当初は人形だけを乗せた比較的簡素なものであったが、江戸時代以降、装飾や囃子を加え船鉾と呼ばれるようになった。江戸時代には1788年(天明8年)の天明の大火で神功皇后の御神面以外焼失、1804年(文化元年)には現在に伝わる懸装品などを整え、より豪華な鉾として再興したが、1864年(文久4年)の禁門の変で屋形・木組・車輪などを焼失し、休み鉾となった。
以後、1870年(明治3年)に唐櫃巡行を実行したり、1984年の国際伝統工芸博覧会・京都で模擬鉾を再建展示する[2]など、焼失以降何度か再興の試みもあったものの果たせず、御神体と懸装品を飾り席に飾る居祭りを行っていた。
1995年(平成7年)には後継者不足などから居祭りも休止して神事のみにする方向だったが、翌年の祇園祭での町内の活気の無さを見て、若手を中心に1997年(平成9年)に宵山の囃子を復活させた。翌年1998年(平成10年)からは囃子方を公募したことで後継者不足が解消され、2006年(平成18年)には飾り席も復活した。

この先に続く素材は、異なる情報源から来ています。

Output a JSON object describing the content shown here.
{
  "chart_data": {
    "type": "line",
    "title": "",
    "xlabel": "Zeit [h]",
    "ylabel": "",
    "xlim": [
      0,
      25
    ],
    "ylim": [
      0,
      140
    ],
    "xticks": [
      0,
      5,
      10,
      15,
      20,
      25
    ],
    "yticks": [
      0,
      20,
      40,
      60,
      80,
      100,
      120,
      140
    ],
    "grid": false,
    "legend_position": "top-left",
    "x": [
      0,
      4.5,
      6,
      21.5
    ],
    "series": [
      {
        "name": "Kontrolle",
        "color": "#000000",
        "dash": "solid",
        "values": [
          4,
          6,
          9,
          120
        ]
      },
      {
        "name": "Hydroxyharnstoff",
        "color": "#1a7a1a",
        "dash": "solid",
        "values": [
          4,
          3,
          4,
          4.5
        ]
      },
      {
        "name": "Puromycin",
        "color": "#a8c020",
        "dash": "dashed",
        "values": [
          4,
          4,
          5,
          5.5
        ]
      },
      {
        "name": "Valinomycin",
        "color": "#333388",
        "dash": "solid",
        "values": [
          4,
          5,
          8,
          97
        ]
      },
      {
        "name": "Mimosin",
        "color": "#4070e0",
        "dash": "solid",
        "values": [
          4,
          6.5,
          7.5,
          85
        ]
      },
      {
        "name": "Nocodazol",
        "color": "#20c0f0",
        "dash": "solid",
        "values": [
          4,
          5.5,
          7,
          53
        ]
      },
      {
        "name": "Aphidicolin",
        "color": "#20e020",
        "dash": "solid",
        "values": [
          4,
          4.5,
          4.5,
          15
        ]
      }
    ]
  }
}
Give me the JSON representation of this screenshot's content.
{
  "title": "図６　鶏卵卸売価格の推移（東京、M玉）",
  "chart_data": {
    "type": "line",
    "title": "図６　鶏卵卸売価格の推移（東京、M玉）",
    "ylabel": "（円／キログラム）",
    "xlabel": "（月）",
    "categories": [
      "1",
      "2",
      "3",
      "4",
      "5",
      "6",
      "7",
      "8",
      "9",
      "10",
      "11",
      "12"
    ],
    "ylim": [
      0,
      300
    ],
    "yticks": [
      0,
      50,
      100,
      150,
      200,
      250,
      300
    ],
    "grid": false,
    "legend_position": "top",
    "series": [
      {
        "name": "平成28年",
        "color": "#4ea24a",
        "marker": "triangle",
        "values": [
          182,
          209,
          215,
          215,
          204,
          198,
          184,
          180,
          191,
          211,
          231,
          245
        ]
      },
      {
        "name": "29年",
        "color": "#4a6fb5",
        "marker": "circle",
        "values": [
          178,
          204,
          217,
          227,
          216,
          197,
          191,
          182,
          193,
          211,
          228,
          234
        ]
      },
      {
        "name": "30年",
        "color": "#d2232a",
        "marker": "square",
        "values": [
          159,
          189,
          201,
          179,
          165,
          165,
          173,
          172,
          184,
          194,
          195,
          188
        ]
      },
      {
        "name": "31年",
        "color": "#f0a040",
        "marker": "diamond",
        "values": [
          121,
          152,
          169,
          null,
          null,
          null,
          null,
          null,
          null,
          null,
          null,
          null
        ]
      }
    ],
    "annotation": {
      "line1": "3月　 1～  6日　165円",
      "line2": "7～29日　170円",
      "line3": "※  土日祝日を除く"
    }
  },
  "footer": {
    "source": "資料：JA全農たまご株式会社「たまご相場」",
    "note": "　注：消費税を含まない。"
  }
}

2010年(平成22年)10月、公益財団法人四条町大船鉾保存会が発足し、保存会への寄付金などを基に再興を始め、2012年(平成24年)には142年ぶりに、唐櫃による巡行復帰を果たした[3]。 その後2014年(平成26年)に巡行に復帰、これをきっかけに祇園祭は1966年(昭和41年)以来となる前祭・後祭に分かれることとなり、同年7月24日、1864年の焼失後150年の節目の年に祇園祭の後祭で掉尾を飾った[2]。
その後2016年(平成28年)に舳先につける龍頭を復元[4]、2017年(平成29年)に会所を開く[5]など再興の活動が続いている。